About 50 km south of Vitória, the state capital of Espírito Santo, in southeastern Brazil, lies the coastal town of Guarapari, a popular tourist destination. Know for its sandy white beaches, Guarapari is a popular holiday escape for holiday makers from the landlocked Minas Gerais state as well as people from Vitória and Vila Velha. While Brazil has a long coastline and hundreds of miles of beaches, Guarapari is one of very few places where the sand is naturally radioactive.
Praia dos Padres, Guarapari. Photo: FABIAN KRONENBERGER/Flickr
Guarapari’s sand contains monazite, a primarily reddish-brown phosphate mineral that contains several rare-earth elements, including radioactive uranium and thorium. The background radiation level on Guarapari beach is about 20μSv per hour. In some spots it can be as high as 131 μSv per hour. To place that in context, a single chest X-ray can deliver 100 μSv.

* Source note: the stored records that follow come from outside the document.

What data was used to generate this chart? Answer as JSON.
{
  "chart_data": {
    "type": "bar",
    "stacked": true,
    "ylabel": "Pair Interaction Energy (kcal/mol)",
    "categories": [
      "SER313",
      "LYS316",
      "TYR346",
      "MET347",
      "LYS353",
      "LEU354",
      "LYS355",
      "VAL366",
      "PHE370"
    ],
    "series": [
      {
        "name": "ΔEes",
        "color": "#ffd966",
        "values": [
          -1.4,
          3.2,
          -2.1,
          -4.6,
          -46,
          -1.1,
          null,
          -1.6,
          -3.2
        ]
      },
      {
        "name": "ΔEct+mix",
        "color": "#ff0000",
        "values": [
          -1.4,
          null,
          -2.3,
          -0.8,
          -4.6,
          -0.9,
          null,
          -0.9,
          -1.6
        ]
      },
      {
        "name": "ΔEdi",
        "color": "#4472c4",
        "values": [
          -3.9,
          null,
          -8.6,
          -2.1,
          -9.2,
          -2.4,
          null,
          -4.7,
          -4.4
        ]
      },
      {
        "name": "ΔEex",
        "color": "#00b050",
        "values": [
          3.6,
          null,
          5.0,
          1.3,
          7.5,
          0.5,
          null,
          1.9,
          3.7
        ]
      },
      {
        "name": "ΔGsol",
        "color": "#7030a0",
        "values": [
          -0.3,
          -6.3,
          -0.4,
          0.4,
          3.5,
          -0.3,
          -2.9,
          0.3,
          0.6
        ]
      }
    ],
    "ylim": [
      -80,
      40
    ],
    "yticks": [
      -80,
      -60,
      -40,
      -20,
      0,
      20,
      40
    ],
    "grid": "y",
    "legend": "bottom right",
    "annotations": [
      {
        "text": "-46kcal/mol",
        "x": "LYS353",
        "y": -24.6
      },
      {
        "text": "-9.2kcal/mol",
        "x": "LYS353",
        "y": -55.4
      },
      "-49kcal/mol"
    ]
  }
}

Monazite in the sand from Brazil was first noticed in sand carried in ship's ballast by the Austrian scientist Carl Auer von Welsbach in the 1880s. Von Welsbach was looking for thorium for his newly invented incandescent mantles. Monazite sand was quickly adopted as the thorium source and became the foundation of the rare-earth industry. Monazite mines in southern India and Brazil dominated the industry before World War II, after which major mining activity transferred to South Africa and Australia.
Harvesting sand from the beaches in 1910. Photo: bionerd23/Flickr
Workers packing monazite sand in sacks. Photo: bionerd23/Flickr
Workers processing monazite sand. Photo: bionerd23/Flickr
The association of Guarapari’s radioactive sand with medicinal therapy was made by physician Silva Mello in 1972, who advocated laying on the sand to cure oneself of arthritis and cancer. In his book Guarapari: Miracle of Nature, Mello exposited the virtues of natural radiation, and as a result thousands of tourists began to visit the region around the city of Guarapari. Many people completely cover themselves with the monazitic sand supposing that this is healthy and may cure their diseases. The state’s tourism industry has definitely profited from this fact. Guarapari’s sand’s supposed therapeutic properties are extolled in advertisements by the Brazilian media.
A vintage photograph showing a full beach in Guarapari. Photo: bionerd23/Flickr
The Brazilian Nuclear Agency does not recommend staying on the beach for long periods, because the gamma radiation field is quite intense on the beach. High energy gamma radiation can penetrate the body and cause skin cancer and damage the tissue. If inhaled, the alpha radiation from the sand can cause lung cancer.
The Agency proposed that the black sand, which contains high concentration of monazite, should be removed for the benefit of the tourists. The expense incurred in this operation could be easily recovered by extracting monazite from the sand and selling the minerals. As a matter of fact, the entire Brazilian coast from north of Rio de Janeiro up to the region south of Bahia, a distance of about 500 miles, is rich in monazite and there are quite a few heavy mineral production industries in the region for this purpose.